Antiviral treatments were given to all patients once the diagnosis of ARN was made. From 2013 to 2016, the routine therapy in our center was intravenous acyclovir (750 mg, thrice daily) for 5–10 days, followed by oral acyclovir (200–400 mg, five times daily) for over 6 weeks. Since 2017, the general antiviral regimen has been switched to intravenous acyclovir (750 mg, thrice daily) or oral valacyclovir (2 g, thrice daily) followed by oral acyclovir (200 mg, five times daily) or valacyclovir (900 mg, thrice daily). Intravitreal ganciclovir (4.0 mg/0.1 mL) was administered before PPV in some of the patients as adjunctive therapy. From 2013 to 2020, 0.1% ganciclovir eye drops or 0.15% eye gels were routinely applied to all affected eyes, administered four times a day.

Other medications like intravenous dexamethasone (5–10 mg daily), oral prednisone (40–60 mg daily), aspirin (100 mg daily), or topical steroid eye drops or injection were individualized according to the patient’s condition.

All patients in the study underwent standard 3-port pars plana vitrectomy with complete removal of the central and peripheral vitreous because of the presenting retinal detachment or severe vitritis. A portion of patients received an additional injection of intravitreal ganciclovir (2.0 mg/0.1 mL) positioned 3.5 mm posterior to the limbus immediately after PPV was completed. Laser photocoagulation was applied to the boundary between the healthy retina and the area affected by necrosis. Other combined procedures during PPV were adopted as needed.

Follow-up

Patients were instructed to visit the outpatient department at 1 week, 1 month, 3 months, and 1 year post-surgery. Visual acuity and intraocular pressure (IOP) were measured at each visit. Routine eye examinations, including slit lamp and ultra-widefield fundus photography, were part of the follow-up plan. Any conditions or complications such as RD were to be documented by the doctors during the follow-up period.

Data collection

Data on demographics (gender and age at diagnosis), ocular findings, and the treatment were collected. When available, data regarding the causative virus were also included. Whether the patient was immunocompromised was noted, including a history of AIDS, malignant tumors, autoimmune diseases, organ transplantation, or long-term systemic steroid or immunosuppressant use. We also reviewed the patients’ history of diabetes mellitus, as it may influence their immunological status.

Medical records were reviewed to obtain data on best-corrected visual acuity (BCVA) at different time points (at diagnosis, and 1 week, 1 month, 3 months, 6 months, and 1 year after PPV), the patient-reported duration of symptoms before the diagnosis, and the diagnosis-to-surgery interval. The occurrence of RD was determined according to the results of the preoperative examination or the operation note. Panoramic fundus photography of the included patients was assessed to evaluate the zone (1, 2 and 3) and extent (1, < 25%; 2, 25-50%; 3, 50-75%; and 4, > 75%) of the affected retina, and the optic nerve involvement was assessed as well.
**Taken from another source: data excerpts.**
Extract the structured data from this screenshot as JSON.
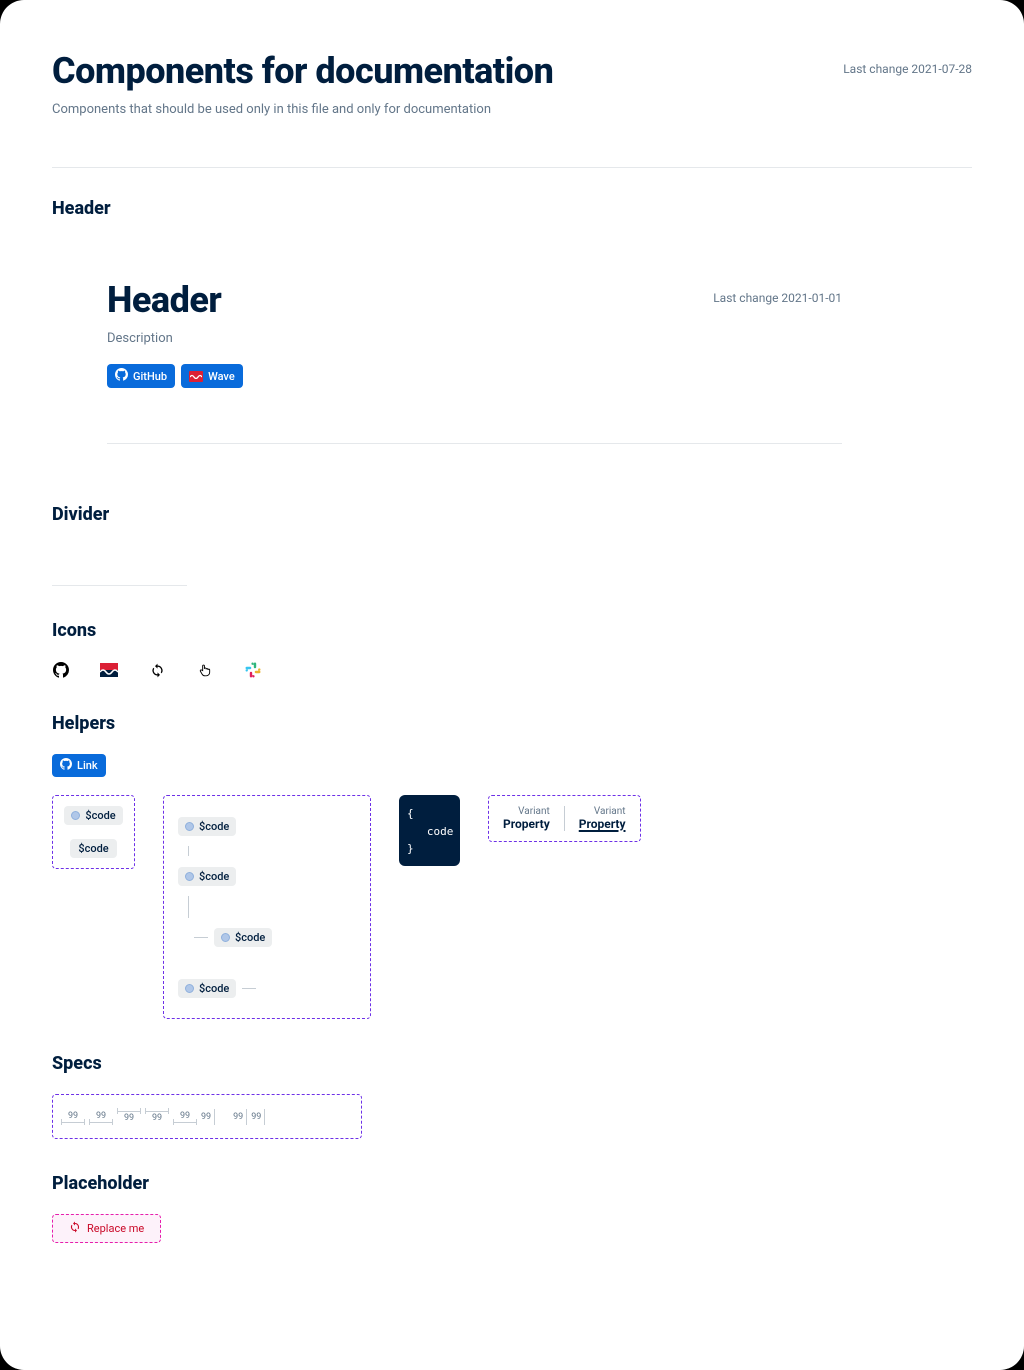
{
  "page": {
    "title": "Components for documentation",
    "subtitle": "Components that should be used only in this file and only for documentation",
    "last_change": "Last change 2021-07-28"
  },
  "sections": {
    "header": {
      "title": "Header",
      "example": {
        "title": "Header",
        "description": "Description",
        "last_change": "Last change 2021-01-01",
        "links": {
          "github": "GitHub",
          "wave": "Wave"
        }
      }
    },
    "divider": {
      "title": "Divider"
    },
    "icons": {
      "title": "Icons",
      "items": [
        "github-icon",
        "wave-icon",
        "sync-icon",
        "pointer-icon",
        "slack-icon"
      ]
    },
    "helpers": {
      "title": "Helpers",
      "link_label": "Link",
      "code_label": "$code",
      "code_block": {
        "line1": "{",
        "line2": "   code",
        "line3": "}"
      },
      "variant": {
        "label": "Variant",
        "property": "Property"
      }
    },
    "specs": {
      "title": "Specs",
      "value": "99"
    },
    "placeholder": {
      "title": "Placeholder",
      "label": "Replace me"
    }
  }
}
BCVA measured using the Snellen chart was collected and converted to the logarithm of the minimum angle of resolution (logMAR) scale for further statistical analysis. For patients whose vision was qualitatively graded, logMAR values were assigned as follows: counting fingers (CF) = 2.0, hand motion (HM) = 2.3, light perception (LP) = 2.7, or no light perception (NLP) = 3.0, respectively. LogMAR value ≥ 1.0 (Snellen visual acuity ≤ 20/200) was defined as severe vision loss (SVL), referring to the World Health Organization’s report on blindness and vision impairment [9]. Zone 1 involvement was defined as necrotic foci presenting on the central retina (3000 μm within the fovea or 1500 μm within the optic disc). Zone 2 was defined as the midperipheral area of the retina, extending from the border of zone 1 to the equator. Zone 3 was the peripheral part anterior to the equator [10].

Statistical analysis

The demographic characteristics were based on patient assessments, while the effectiveness of the tested therapeutic factors was evaluated through eye-based analysis. Continuous data are presented as mean ± standard deviation (SD) or median and interquartile range (IQR) according to the data distribution. Categorical data are presented as percentages. Tested therapeutic variables were vitrectomy alone (PPV-only group) vs. vitrectomy combined with intraoperative intravitreal ganciclovir injection (PPV + IAI group) based on systemic antiviral treatment. The primary outcome variables were the postsurgical RD (defined as RD that happened after PPV, regardless of the retinal status before surgery) rate and the incidence of SVL (logMAR value ≥ 1.0) at the 6-month visit. Comparisons between groups were made using the independent t-test for normally distributed quantitative variables, the Mann-Whitney U test for abnormally distributed quantitative variables, and Pearson’s chi-square test for categorical data. Univariate logistic regression analyses were performed to evaluate the efficacy of reducing the incidence of SVL at the 6-month visit, after adjusting for the confounding factors. The statistically significant variables as well as clinically important variables were included in the following multivariate logistic regression analyses. The cumulative risk of RD after vitrectomy was calculated for both groups. Univariate and multivariate Cox regression analysis was used to estimate the hazard ratio (HR) while controlling for the confounding factors. A two-sided P value of less than.05 was considered statistically significant. Analyses were conducted with the use of SPSS, version 26.0 (IBM Corp., Armonk, NY, USA), and R software, version 4.1.0 (R Project for Statistical Computing).

Patient characteristics

A total of 112 patients (122 eyes) were screened for eligibility, and 57 patients (63.2% male) and 57 eyes that met the criteria were retrospectively enrolled in the study (Fig. 1). Of all eyes, 68.4% (39/57) were diagnosed based on clinical manifestations, while the causative agents were confirmed by PCR testing to be VZV and HSV in 28% (16/57) and 4% (2/57) of the patients, respectively. No pathogen could be identified despite aqueous aspiration in 2 patients.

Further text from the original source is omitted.